Pasó la Asamblea de Puebla y luego vinieron años de grandes cambios, sembrados, unas veces, de zozobras y, otras, de avances hacia una convivencia más humana. En 1984 retoma el papa la idea de que en el curso de los siglos ha florecido en América Latina una nueva cristiandad, con raíces propias, e insiste en la necesidad de iniciar en ella un nuevo proceso de evangelización. Se acerca la conmemoración del V Centenario del Descubrimiento y de la Evangelización y, por lo tanto, es preciso preparar esa fecha (en 1992) con un esfuerzo de meditación y de clarificación desde el ángulo del espíritu.
Ya León XIII, en el IV Centenario, había escrito: «El hecho de por sí más grande y maravilloso entre los hechos humanos» fue el descubrimiento de América. En sus palabras repercuten las del cronista López de Gómara: «La mayor cosa después de la creación del mundo, sacando la encarnación y muerte del que lo creó, es el descubrimiento de Indias».
El 12 de octubre de 1984 está, por segunda vez, Juan Pablo II en Santo Domingo. Su viaje obedece a un propósito concreto, señalado por la misma fecha escogida para su llegada a esa ciudad en la que se creó la primera diócesis americana. Se trata de preparar, ya desde ese momento, el medio milenio de la predicación del evangelio en América. En el hipódromo dominicano, cincuenta mil personas oyen esta afirmación:
¡Qué profundo estupor produce hoy todavía la gesta de aquellos mensajeros de la fe! Siendo pocos para tan inmenso territorio, van cruzando ingentes cordilleras, ríos, selvas, tierras áridas e inhóspitas, planicies pantanosas y altiplanos que van del Colorado y la Florida a México y Canadá; de las cuencas del Orinoco y del Magdalena al Amazonas; de la Pampa al Arauco. ¡Una verdadera epopeya de la fe, al servicio de la evangelización!

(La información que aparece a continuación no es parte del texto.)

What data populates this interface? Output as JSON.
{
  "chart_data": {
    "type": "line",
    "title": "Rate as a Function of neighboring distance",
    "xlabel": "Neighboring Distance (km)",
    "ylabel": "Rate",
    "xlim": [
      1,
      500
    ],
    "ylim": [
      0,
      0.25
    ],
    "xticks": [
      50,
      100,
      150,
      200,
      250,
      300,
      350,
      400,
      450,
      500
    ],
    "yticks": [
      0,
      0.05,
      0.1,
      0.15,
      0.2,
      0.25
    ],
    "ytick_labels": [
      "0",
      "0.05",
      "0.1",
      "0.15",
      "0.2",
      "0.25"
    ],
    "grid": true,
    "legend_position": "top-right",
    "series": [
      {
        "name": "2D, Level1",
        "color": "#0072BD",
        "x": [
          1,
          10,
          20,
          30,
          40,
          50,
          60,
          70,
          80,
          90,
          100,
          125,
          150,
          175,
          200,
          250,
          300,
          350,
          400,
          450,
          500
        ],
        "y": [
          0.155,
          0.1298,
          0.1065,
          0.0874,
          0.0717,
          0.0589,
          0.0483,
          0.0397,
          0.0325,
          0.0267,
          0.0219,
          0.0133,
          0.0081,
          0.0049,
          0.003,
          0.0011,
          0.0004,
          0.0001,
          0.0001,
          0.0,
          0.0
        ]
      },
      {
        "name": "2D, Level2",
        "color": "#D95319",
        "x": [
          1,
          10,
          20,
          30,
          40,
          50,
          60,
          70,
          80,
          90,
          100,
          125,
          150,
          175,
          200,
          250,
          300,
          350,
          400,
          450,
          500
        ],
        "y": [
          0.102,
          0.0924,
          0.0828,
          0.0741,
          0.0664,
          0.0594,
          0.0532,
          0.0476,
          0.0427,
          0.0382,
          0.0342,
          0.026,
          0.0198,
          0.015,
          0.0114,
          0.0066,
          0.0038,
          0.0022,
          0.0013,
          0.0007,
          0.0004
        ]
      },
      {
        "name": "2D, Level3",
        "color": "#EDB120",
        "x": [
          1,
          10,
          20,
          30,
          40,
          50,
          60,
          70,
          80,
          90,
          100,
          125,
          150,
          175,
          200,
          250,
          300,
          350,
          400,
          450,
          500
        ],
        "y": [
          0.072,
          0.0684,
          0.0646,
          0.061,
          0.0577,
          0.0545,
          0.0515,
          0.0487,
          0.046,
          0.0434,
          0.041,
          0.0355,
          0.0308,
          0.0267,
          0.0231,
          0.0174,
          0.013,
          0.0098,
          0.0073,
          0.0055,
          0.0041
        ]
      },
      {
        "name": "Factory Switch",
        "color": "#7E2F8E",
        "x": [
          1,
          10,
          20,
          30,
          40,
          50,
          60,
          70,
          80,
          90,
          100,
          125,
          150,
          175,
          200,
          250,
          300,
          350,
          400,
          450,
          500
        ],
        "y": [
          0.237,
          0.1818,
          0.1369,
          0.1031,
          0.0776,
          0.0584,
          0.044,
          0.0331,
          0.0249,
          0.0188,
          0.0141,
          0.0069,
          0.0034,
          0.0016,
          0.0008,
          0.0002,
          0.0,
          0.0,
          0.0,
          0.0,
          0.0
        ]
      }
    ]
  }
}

No hay que olvidar que la primera escala de este desplazamiento a Santo Domingo fue Zaragoza, en España. Allí, desde la basílica del Pilar, examina el papa el sentido esencial del hecho histórico del descubrimiento, que «para España y Portugal constituye una parte decisiva de su proyección universalista». Se inicia así «una gran comunidad histórica entre naciones de profunda afinidad humana y espiritual». Su paso por España respondió a una intención precisa: «He querido venir personalmente para agradecer a la Iglesia de España la ingente labor de evangelización que ha llevado a cabo en el mundo». Siguiendo esta línea de pensamiento, el antiguo arzobispo de Cracovia hace referencia, en tierra dominicana, dos días más tarde, a «una cierta leyenda negra, cargada de prejuicios políticos, ideológicos y aun religiosos que han querido presentar solo negativamente la historia de la Iglesia en este continente».
Un año después, en febrero del 85, al recorrer Venezuela, Ecuador y Perú, Juan Pablo II reiteró estas ideas, sobre todo en su visita a la ciudad peruana de Piura, desde donde partieron los primeros misioneros a predicar la doctrina cristiana en las tierras de los incas. «Vengo en peregrinación de fe a las fuentes de la gesta evangelizadora en el Perú», dijo entonces el papa. Expresó luego la idea de que su presencia en esa ciudad quería significar «a la vez que una acción de gracias, un merecido homenaje a tantos esforzados misioneros que, de un modo anónimo, sembraron la semilla del cristianismo en esta tierra fecunda».